In today’s Washington, no one seems willing to make these kinds of decisions anymore, because too many of our leaders are engaged in a never-ending campaign, where the demands of governing for the future give way to the demands of the next media cycle or the next election.

That has to change.  The job of our leaders is not to serve as a daily barometer of public opinion.  It is to make the best decisions for the future of our country.

3.     Put the Country First: In 1990, George H.W. Bush agreed to a moderate tax hike as part of a comprehensive deal to balance the federal budget.  It was a pragmatic decision made for the good of the country – but it also enraged his base and possibly cost him the 1992 election.

Today, Washington needs a lot more leaders willing to put their country ahead of their career.  Let’s face it: We’re not going to reform the tax code, curb our deficit or solve any other number of pressing challenges without infuriating some very powerful interest groups.  We will need leaders willing to make tough and sometimes unpopular choices.  It may cost them an election, but it’s a price our leaders have to be willing to pay if they want to save the country.

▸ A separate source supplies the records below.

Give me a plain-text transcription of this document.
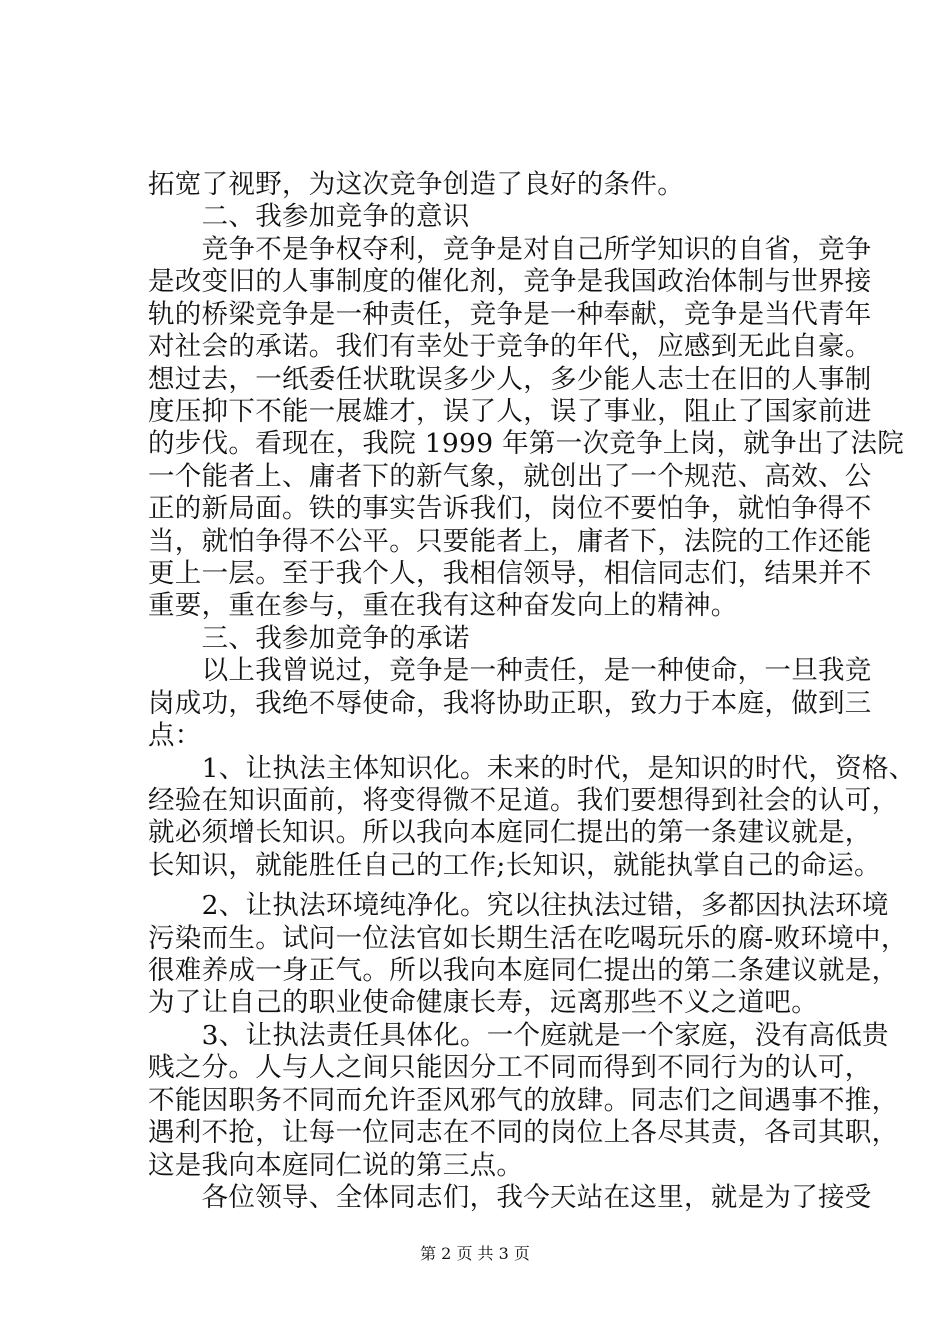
拓宽了视野，为这次竞争创造了良好的条件。
　　二、我参加竞争的意识
　　竞争不是争权夺利，竞争是对自己所学知识的自省，竞争
是改变旧的人事制度的催化剂，竞争是我国政治体制与世界接
轨的桥梁竞争是一种责任，竞争是一种奉献，竞争是当代青年
对社会的承诺。我们有幸处于竞争的年代，应感到无此自豪。
想过去，一纸委任状耽误多少人，多少能人志士在旧的人事制
度压抑下不能一展雄才，误了人，误了事业，阻止了国家前进
的步伐。看现在，我院 1999 年第一次竞争上岗，就争出了法院
一个能者上、庸者下的新气象，就创出了一个规范、高效、公
正的新局面。铁的事实告诉我们，岗位不要怕争，就怕争得不
当，就怕争得不公平。只要能者上，庸者下，法院的工作还能
更上一层。至于我个人，我相信领导，相信同志们，结果并不
重要，重在参与，重在我有这种奋发向上的精神。
　　三、我参加竞争的承诺
　　以上我曾说过，竞争是一种责任，是一种使命，一旦我竞
岗成功，我绝不辱使命，我将协助正职，致力于本庭，做到三
点：
　　1、让执法主体知识化。未来的时代，是知识的时代，资格、
经验在知识面前，将变得微不足道。我们要想得到社会的认可，
就必须增长知识。所以我向本庭同仁提出的第一条建议就是，
长知识，就能胜任自己的工作;长知识，就能执掌自己的命运。
　　2、让执法环境纯净化。究以往执法过错，多都因执法环境
污染而生。试问一位法官如长期生活在吃喝玩乐的腐-败环境中，
很难养成一身正气。所以我向本庭同仁提出的第二条建议就是，
为了让自己的职业使命健康长寿，远离那些不义之道吧。
　　3、让执法责任具体化。一个庭就是一个家庭，没有高低贵
贱之分。人与人之间只能因分工不同而得到不同行为的认可，
不能因职务不同而允许歪风邪气的放肆。同志们之间遇事不推，
遇利不抢，让每一位同志在不同的岗位上各尽其责，各司其职，
这是我向本庭同仁说的第三点。
　　各位领导、全体同志们，我今天站在这里，就是为了接受
第 2 页 共 3 页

4.     Be Responsible: When the Bay of Pigs invasion turned into a complete disaster in 1961, President John F. Kennedy did something that would be almost unthinkable for a politician in Washington today.  He said it was his fault, saying that "Victory has a hundred fathers and defeat is an orphan. …  What matters is only one fact: I am the responsible officer of the government.”

Today, both Democrats and Republicans like to routinely accuse the other of playing the “blame game.”  But increasingly that’s the only game that anyone in Washington plays.  It’s time for our leaders to take responsibility for their actions.  When they mess up, they should fess up and deal with the consequences. 

5.     Work Together: Throughout American history, the best and most durable solutions were found when our leaders worked across the aisle.  We needed buy-in from both parties to pass civil rights laws in the 60s, reform our tax code in the 80s and balance our budget in the 90s – and we need it again today to solve our current problems. 

Power in Washington is evenly divided, which means neither party will soon have the ability to unilaterally ram through its agenda.  Democrats, Republicans and independents will have to find common ground.  There is no other way.